We call the order of keys we insert “the order of a tree”,your task is,given a oder of a tree, find the order of a tree with the least lexicographic order that generate the same tree.Two trees are the same if and only if they have the same shape.

 

 

Input

There are multiple test cases in an input file.

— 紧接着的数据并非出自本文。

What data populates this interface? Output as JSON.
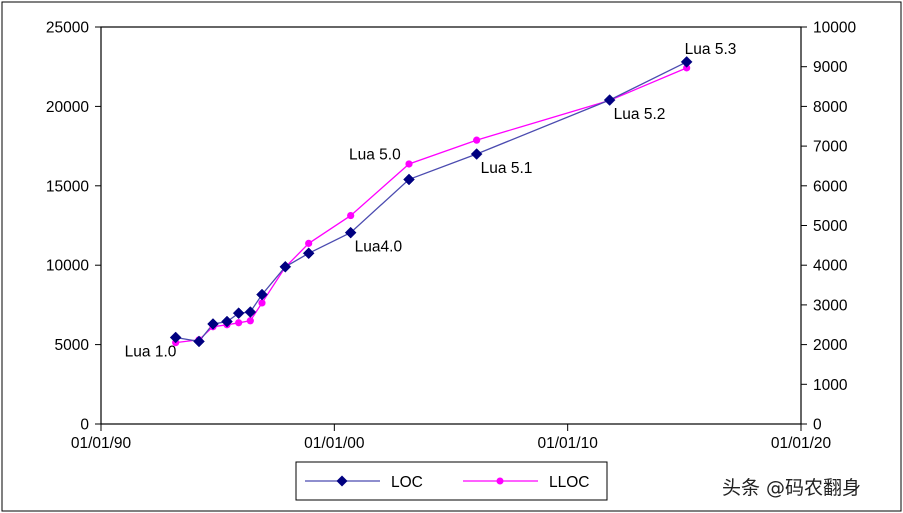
{
  "chart_data": {
    "type": "line",
    "xlabel": "",
    "ylabel_left": "",
    "ylabel_right": "",
    "x_ticks": [
      "01/01/90",
      "01/01/00",
      "01/01/10",
      "01/01/20"
    ],
    "xlim": [
      1990,
      2020
    ],
    "ylim_left": [
      0,
      25000
    ],
    "ylim_right": [
      0,
      10000
    ],
    "y_ticks_left": [
      "0",
      "5000",
      "10000",
      "15000",
      "20000",
      "25000"
    ],
    "y_ticks_right": [
      "0",
      "1000",
      "2000",
      "3000",
      "4000",
      "5000",
      "6000",
      "7000",
      "8000",
      "9000",
      "10000"
    ],
    "grid": false,
    "legend_position": "bottom-center",
    "series": [
      {
        "name": "LOC",
        "axis": "left",
        "color": "#000080",
        "marker": "diamond",
        "line_color": "#4b4bb0",
        "x": [
          1993.2,
          1994.2,
          1994.8,
          1995.4,
          1995.9,
          1996.4,
          1996.9,
          1997.9,
          1998.9,
          2000.7,
          2003.2,
          2006.1,
          2011.8,
          2015.1
        ],
        "y": [
          5450,
          5200,
          6300,
          6450,
          6980,
          7050,
          8150,
          9900,
          10750,
          12050,
          15400,
          17000,
          20400,
          22800
        ]
      },
      {
        "name": "LLOC",
        "axis": "right",
        "color": "#ff00ff",
        "marker": "circle",
        "line_color": "#ff00ff",
        "x": [
          1993.2,
          1994.2,
          1994.8,
          1995.4,
          1995.9,
          1996.4,
          1996.9,
          1997.9,
          1998.9,
          2000.7,
          2003.2,
          2006.1,
          2011.8,
          2015.1
        ],
        "y": [
          2050,
          2120,
          2450,
          2500,
          2550,
          2600,
          3050,
          3950,
          4550,
          5250,
          6550,
          7150,
          8150,
          8970
        ]
      }
    ],
    "annotations": [
      {
        "text": "Lua 1.0",
        "x": 1993.2,
        "y": 5450,
        "axis": "left",
        "anchor": "below-left"
      },
      {
        "text": "Lua4.0",
        "x": 2000.7,
        "y": 12050,
        "axis": "left",
        "anchor": "below-right"
      },
      {
        "text": "Lua 5.0",
        "x": 2003.2,
        "y": 15400,
        "axis": "left",
        "anchor": "above-left"
      },
      {
        "text": "Lua 5.1",
        "x": 2006.1,
        "y": 17000,
        "axis": "left",
        "anchor": "below-right"
      },
      {
        "text": "Lua 5.2",
        "x": 2011.8,
        "y": 20400,
        "axis": "left",
        "anchor": "below-right"
      },
      {
        "text": "Lua 5.3",
        "x": 2015.1,
        "y": 22800,
        "axis": "left",
        "anchor": "above"
      }
    ]
  },
  "watermark": "头条 @码农翻身"
}
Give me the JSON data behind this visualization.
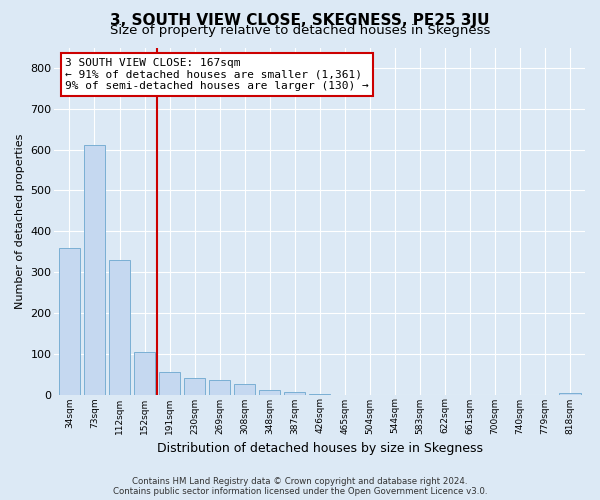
{
  "title": "3, SOUTH VIEW CLOSE, SKEGNESS, PE25 3JU",
  "subtitle": "Size of property relative to detached houses in Skegness",
  "xlabel": "Distribution of detached houses by size in Skegness",
  "ylabel": "Number of detached properties",
  "bar_labels": [
    "34sqm",
    "73sqm",
    "112sqm",
    "152sqm",
    "191sqm",
    "230sqm",
    "269sqm",
    "308sqm",
    "348sqm",
    "387sqm",
    "426sqm",
    "465sqm",
    "504sqm",
    "544sqm",
    "583sqm",
    "622sqm",
    "661sqm",
    "700sqm",
    "740sqm",
    "779sqm",
    "818sqm"
  ],
  "bar_values": [
    360,
    610,
    330,
    105,
    55,
    40,
    35,
    25,
    10,
    5,
    2,
    0,
    0,
    0,
    0,
    0,
    0,
    0,
    0,
    0,
    3
  ],
  "bar_color": "#c5d8f0",
  "bar_edge_color": "#7aafd4",
  "background_color": "#dce9f5",
  "grid_color": "#ffffff",
  "annotation_text": "3 SOUTH VIEW CLOSE: 167sqm\n← 91% of detached houses are smaller (1,361)\n9% of semi-detached houses are larger (130) →",
  "annotation_box_color": "#ffffff",
  "annotation_box_edge": "#cc0000",
  "red_line_color": "#cc0000",
  "ylim": [
    0,
    850
  ],
  "yticks": [
    0,
    100,
    200,
    300,
    400,
    500,
    600,
    700,
    800
  ],
  "footnote": "Contains HM Land Registry data © Crown copyright and database right 2024.\nContains public sector information licensed under the Open Government Licence v3.0.",
  "title_fontsize": 11,
  "subtitle_fontsize": 9.5,
  "figsize": [
    6.0,
    5.0
  ],
  "dpi": 100
}
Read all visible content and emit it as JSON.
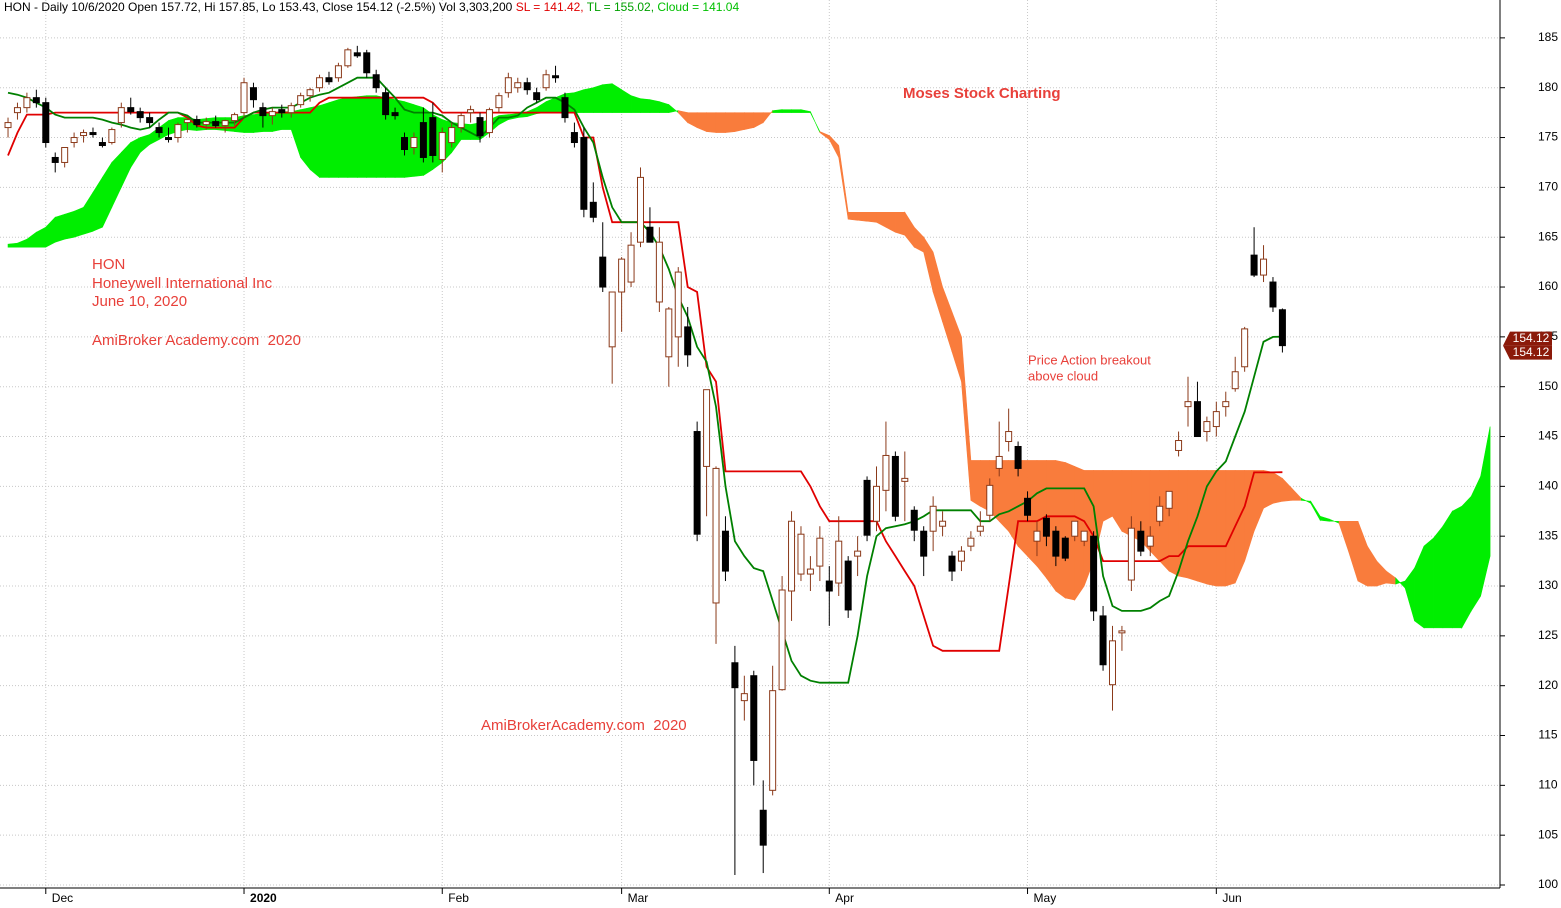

The first line of each testcase is an integer n(n <= 100,000),represent the number of nodes.The second line has n intergers,k1 to kn,represent the order of a tree.To make if more simple, k1 to kn is a sequence of 1 to n.

 

 

Output

One line with n intergers, which are the order of a tree that generate the same tree with the least lexicographic.

 

 

Sample Input

4 1 3 4 2

 

 

Sample Output

1 3 2 4

 

 

#include <iostream>
#include <cstdio>


/*
 * 二叉搜索树模板题
 */
using namespace std;


/*
 * 定义节点
 */
typedef struct node {
    int data;
    node *lchild;
    node *rchild;
} BSTNode, *BST;


bool isFirstTime = true;


/*
 * 二叉树的插入操作.
 *
 */
void insert(BST &T, int data) {

    /*
     * 如果当前二叉树为空
     */
    if (T == NULL) {
        //新建根节点
        T = new BSTNode();

        T->data = data;
        T->lchild = NULL;
        T->rchild = NULL;
        return;
    }

    /*
     * 如果插入的数值小于根节点的数值
     */
    if (data < T->data) {
        //插入左子树
        insert(T->lchild, data);
    } else {
        //否则,插入右子树
        insert(T->rchild, data);
    }
}


/*
 * 前序遍历
 */
void preOrder(BST &T) {

    //如果当前的树不为空
    if (T != NULL) {

        //格式上的要求,和算法本身无关
        if (isFirstTime == false) {
            printf(" ");
        }

        isFirstTime = false;

        //访问根节点
        printf("%d", T->data);
        //访问左子树
        preOrder(T->lchild);
        //访问右子树
        preOrder(T->rchild);
    }
}


int main() {

    int n;

    while (scanf("%d", &n) != EOF) {
        BST T = NULL;

        isFirstTime = true;
        int i;
        for (i = 0; i < n; ++i) {
            int data;
            scanf("%d", &data);
            insert(T,data);
        }


        preOrder(T);

        //不加会PE
        printf("\n");
    }

    return 0;
}